Selon un sondage CSA pour Marianne, le non au traité constitutionnel européen continue à progresser. S'il est toujours majoritaire au sein des sympathisants de gauche, il gagne aussi du terrain chez les électeurs de l'UMP.

livre constitution ue

Le oui au référendum européen peine à mobiliser. Et si certains espéraient que le premier sondage donnant le non légèrement majoritaire constituerait un "électrochoc positif", nécessaire pour "réveiller" les partisans du oui, l'effet tarde à s'en manifester. C'est ce que montre une nouvelle enquête de CSA pour Marianne, réalisée le 23 mars. Les intentions de vote en faveur du non s'établiraient à 55%, contre 45% en faveur du oui, enregistrant une nouvelle forte progression. Le précédent sondage CSA pour Le Parisien, réalisé les 16 et 17 mars, donnait le non à 51% contre 49% au oui. Une enquête Ipsos pour le Figaro et Europe 1, réalisée les 18 et 19 mars, avait confirmé la tendance, avec le non à 52% et le oui à 48%.

Toujours selon le sondage CSA Marianne, 50% des personnes interrogées expriment leur intention de s'abstenir ou de voter blanc ou nul, contre 53% auparavant - ce qui tendrait à montrer que ceux qui ont décidé de voter entretemps ont plutôt opté pour le non. Interrogés sur le résultat qu'ils espèrent "au fond d'eux-mêmes", les sondés se prononcent à 37% pour une victoire du oui, 30% souhaitant la victoire du non et 33% affirmant que "cela n'a pas d'importance".

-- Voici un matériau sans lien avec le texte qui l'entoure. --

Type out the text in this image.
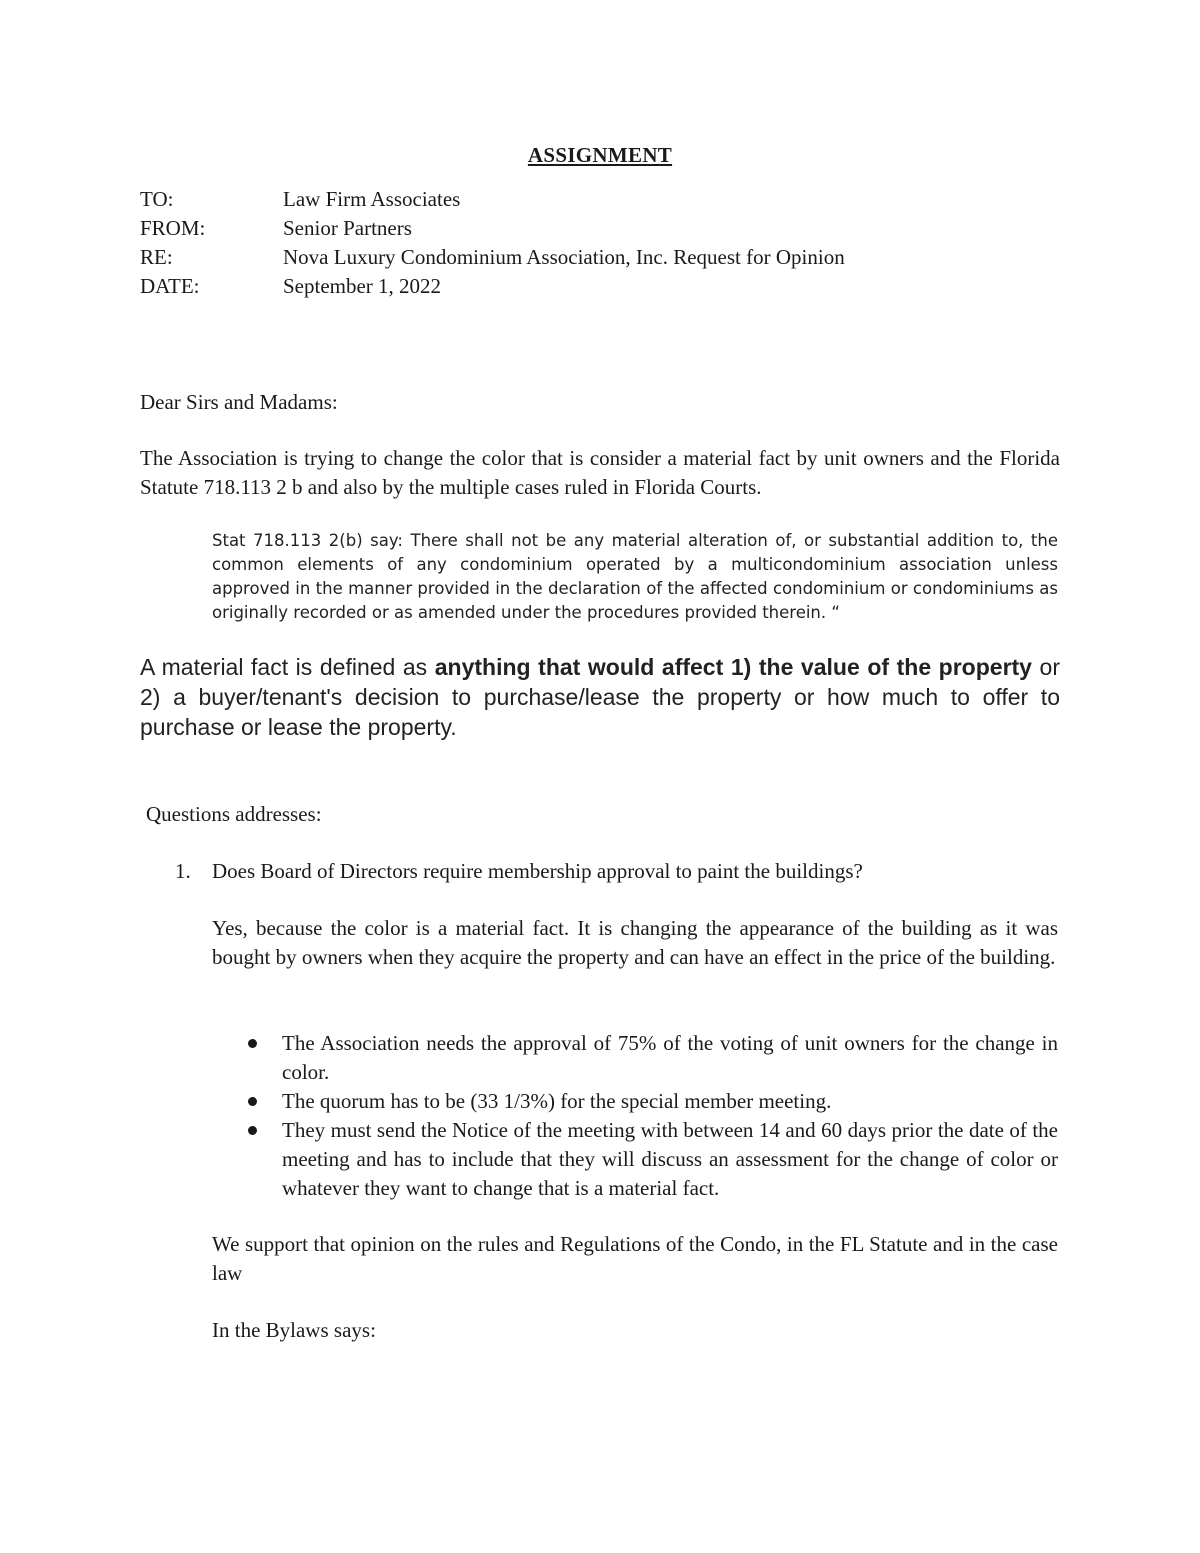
ASSIGNMENT
TO:	Law Firm Associates
FROM:	Senior Partners
RE:	Nova Luxury Condominium Association, Inc. Request for Opinion
DATE:	September 1, 2022
Dear Sirs and Madams:
The Association is trying to change the color that is consider a material fact by unit owners and the Florida Statute 718.113 2 b and also by the multiple cases ruled in Florida Courts.
Stat 718.113 2(b) say: There shall not be any material alteration of, or substantial addition to, the common elements of any condominium operated by a multicondominium association unless approved in the manner provided in the declaration of the affected condominium or condominiums as originally recorded or as amended under the procedures provided therein. “
A material fact is defined as anything that would affect 1) the value of the property or 2) a buyer/tenant's decision to purchase/lease the property or how much to offer to purchase or lease the property.
Questions addresses:
1.	Does Board of Directors require membership approval to paint the buildings?
Yes, because the color is a material fact. It is changing the appearance of the building as it was bought by owners when they acquire the property and can have an effect in the price of the building.
The Association needs the approval of 75% of the voting of unit owners for the change in color.
The quorum has to be (33 1/3%) for the special member meeting.
They must send the Notice of the meeting with between 14 and 60 days prior the date of the meeting and has to include that they will discuss an assessment for the change of color or whatever they want to change that is a material fact.
We support that opinion on the rules and Regulations of the Condo, in the FL Statute and in the case law
In the Bylaws says:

Le non devient majoritaire chez les Verts

Le non est toujours majoritaire chez les sympathisants de gauche : il progresse même de 1 point, à 58%. Chez les sympathisants du PS, le non l'emporte avec 54% des intentions de vote (-5). Le non devient également majoritaire chez les électeurs des Verts à 55% (+24). Par ailleurs, le non progresse davantage à droite qu'à gauche, gagnant 5 points à 41% des intentions de vote contre 59% pour le oui. C'est surtout chez les électeurs de l'UMP que le non gagne du terrain, progressant de 8 points à 39%, tandis qu'il recule chez ceux de l'UDF (27% contre 38%). Certains de ces pourcentages sont toutefois à considérer avec prudence compte tenu de la faiblesse de certains échantillons d'électeurs affichant une préférence partisane.

Interrogés sur les raisons de leur choix, les partisans du non placent en premier lieu l'opposition à l'entrée de la Turquie dans l'UE (31%), devant l'attente d'une réorientation des politiques européennes dans un sens plus social (29%). Viennent ensuite le souhait d'une renégociation du Traité européen (26%), la volonté d'exprimer son "ras-le-bol" (22%) et le mécontentement à l'égard du gouvernement Raffarin et de Jacques Chirac (20%). Les partisans du oui se disent très majoritairement "pour l'Europe" (46%) et pensent qu'il est important d'avoir une Constitution pour l'UE (33%). 26% jugent qu'il faut des règles avec les nouveaux pays entrants et 19% veulent empêcher que la France ait une influence plus faible en Europe.